Jerry wrote an essay for the book called What Makes a Sunday a Sunday? and I wrote a piece on title panels which appears elsewhere on this blog. We collaborated on a longer piece about our process of creating a Zits Sunday strip, and then each wrote about our earliest memories of reading the Sunday funnies when we were kids.
Those pieces prompted us to ask some cartoonist friends about their own memories of reading the Sunday funnies and, as the snowball grew, we suddenly found ourselves with a generous pile of priceless vivid memories from the top people in our profession. With the addition of these memories, the book has become a lovesong to the tradition of reading the Sunday funnies “on real newspaper, as God intended,” in Richard Thompson’s words. Here’s one memory. Can’t wait to share them all.

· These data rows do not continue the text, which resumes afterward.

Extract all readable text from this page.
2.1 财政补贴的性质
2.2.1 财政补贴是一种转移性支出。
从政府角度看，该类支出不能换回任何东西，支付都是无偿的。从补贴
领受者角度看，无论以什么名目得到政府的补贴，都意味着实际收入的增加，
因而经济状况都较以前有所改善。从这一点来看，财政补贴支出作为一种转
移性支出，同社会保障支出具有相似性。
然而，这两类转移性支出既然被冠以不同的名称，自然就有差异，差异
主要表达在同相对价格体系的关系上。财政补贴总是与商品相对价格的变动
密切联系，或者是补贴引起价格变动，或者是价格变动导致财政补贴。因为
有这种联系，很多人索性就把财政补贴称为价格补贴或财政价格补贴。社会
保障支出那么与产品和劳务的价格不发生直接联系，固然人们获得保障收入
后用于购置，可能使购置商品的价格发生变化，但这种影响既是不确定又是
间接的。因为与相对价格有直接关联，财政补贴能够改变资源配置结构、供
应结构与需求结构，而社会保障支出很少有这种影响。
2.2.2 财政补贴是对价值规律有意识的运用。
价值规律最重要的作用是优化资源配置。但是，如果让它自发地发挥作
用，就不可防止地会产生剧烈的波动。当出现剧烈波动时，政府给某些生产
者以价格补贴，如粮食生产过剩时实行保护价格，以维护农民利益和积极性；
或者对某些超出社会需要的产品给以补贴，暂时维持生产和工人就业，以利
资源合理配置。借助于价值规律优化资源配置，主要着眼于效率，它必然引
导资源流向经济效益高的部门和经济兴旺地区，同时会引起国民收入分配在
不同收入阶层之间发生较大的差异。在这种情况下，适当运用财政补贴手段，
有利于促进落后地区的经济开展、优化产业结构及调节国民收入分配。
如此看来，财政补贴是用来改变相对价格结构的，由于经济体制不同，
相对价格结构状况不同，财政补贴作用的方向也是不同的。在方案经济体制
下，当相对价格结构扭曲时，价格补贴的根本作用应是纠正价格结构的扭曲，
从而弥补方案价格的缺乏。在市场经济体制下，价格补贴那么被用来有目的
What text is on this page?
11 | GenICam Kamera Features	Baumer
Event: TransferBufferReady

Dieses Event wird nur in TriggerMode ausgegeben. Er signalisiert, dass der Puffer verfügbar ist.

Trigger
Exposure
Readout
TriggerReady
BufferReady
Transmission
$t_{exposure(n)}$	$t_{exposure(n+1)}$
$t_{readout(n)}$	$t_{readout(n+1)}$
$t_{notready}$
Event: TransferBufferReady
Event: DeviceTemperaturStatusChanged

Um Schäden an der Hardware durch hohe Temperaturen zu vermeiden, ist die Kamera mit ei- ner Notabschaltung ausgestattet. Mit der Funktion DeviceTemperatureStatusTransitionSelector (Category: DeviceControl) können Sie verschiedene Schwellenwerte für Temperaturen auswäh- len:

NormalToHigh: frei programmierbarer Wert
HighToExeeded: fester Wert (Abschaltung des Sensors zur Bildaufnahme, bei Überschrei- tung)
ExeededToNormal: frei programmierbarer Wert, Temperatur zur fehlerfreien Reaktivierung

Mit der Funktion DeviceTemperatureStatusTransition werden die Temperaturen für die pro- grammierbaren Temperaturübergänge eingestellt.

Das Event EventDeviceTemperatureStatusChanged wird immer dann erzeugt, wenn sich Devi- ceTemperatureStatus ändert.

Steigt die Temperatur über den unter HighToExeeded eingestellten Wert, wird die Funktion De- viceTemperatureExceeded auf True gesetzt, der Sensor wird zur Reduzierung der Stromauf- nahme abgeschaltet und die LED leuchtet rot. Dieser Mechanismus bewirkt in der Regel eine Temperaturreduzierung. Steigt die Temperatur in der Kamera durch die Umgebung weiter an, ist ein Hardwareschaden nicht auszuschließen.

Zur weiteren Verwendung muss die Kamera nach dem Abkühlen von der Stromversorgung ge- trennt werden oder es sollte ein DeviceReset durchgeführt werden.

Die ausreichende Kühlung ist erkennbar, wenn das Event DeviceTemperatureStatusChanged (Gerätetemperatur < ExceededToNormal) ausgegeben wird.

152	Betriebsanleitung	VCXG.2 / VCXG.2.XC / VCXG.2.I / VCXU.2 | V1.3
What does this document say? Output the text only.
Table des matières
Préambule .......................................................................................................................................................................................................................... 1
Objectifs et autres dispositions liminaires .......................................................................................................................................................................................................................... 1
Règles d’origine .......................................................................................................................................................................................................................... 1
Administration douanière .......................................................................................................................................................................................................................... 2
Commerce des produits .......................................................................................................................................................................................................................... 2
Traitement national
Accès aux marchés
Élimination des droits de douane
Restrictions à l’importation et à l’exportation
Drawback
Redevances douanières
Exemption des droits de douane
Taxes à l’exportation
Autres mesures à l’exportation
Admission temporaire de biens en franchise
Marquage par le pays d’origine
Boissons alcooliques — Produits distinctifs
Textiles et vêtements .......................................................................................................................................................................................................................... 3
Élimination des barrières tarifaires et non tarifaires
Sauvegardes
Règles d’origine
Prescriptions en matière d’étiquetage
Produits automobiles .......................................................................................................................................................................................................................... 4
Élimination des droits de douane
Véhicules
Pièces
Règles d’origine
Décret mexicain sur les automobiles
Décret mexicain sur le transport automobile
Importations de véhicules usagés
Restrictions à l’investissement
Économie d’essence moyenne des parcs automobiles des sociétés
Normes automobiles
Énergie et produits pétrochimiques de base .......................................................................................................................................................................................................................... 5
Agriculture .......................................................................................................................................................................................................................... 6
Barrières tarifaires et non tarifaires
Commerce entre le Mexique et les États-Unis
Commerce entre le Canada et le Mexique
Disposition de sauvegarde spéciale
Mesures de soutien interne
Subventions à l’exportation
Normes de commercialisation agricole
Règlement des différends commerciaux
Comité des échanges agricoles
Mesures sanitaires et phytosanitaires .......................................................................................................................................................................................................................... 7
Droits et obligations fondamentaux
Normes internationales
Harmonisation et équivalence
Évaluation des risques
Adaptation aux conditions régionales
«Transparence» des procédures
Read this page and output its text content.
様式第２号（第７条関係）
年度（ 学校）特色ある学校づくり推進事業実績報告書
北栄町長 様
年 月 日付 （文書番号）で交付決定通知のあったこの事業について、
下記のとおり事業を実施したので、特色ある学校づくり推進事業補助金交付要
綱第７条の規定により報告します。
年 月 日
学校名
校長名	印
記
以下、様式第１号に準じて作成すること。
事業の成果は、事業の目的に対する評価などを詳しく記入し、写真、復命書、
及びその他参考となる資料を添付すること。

“Bloom County opened up the world to me. At a
time when my most pressing concern was whether
Gilligan would ever get off that island, suddenly I had to
know who Caspar Weinberger and Nancy Reagan were.
Calvin & Hobbes taught me to appreciate truth in art,
even if there was no traditional punchline. Dillon,
which starred the children of a divorced single mom,
showed me that every type of family was worth talking
about on the comics page.
My dad wasn’t around and my mom seemed to always
be out working. I was a latchkey kid. I read the comics
page of the LA Herald Examiner, and later the LA Daily
News, because when I read them, I felt like I wasn’t
alone. I would race to pick up the paper on our front
lawn, fold up the comics section, put it in my pocket, and
head straight to the room I shared with my big brother.
I’d climb under the covers with a flashlight and explore
what seemed like endless pages of four-panel worlds. All
the strips seemed like windows into alternate
realities populated by people who I knew so
intimately that I could literally read their minds.”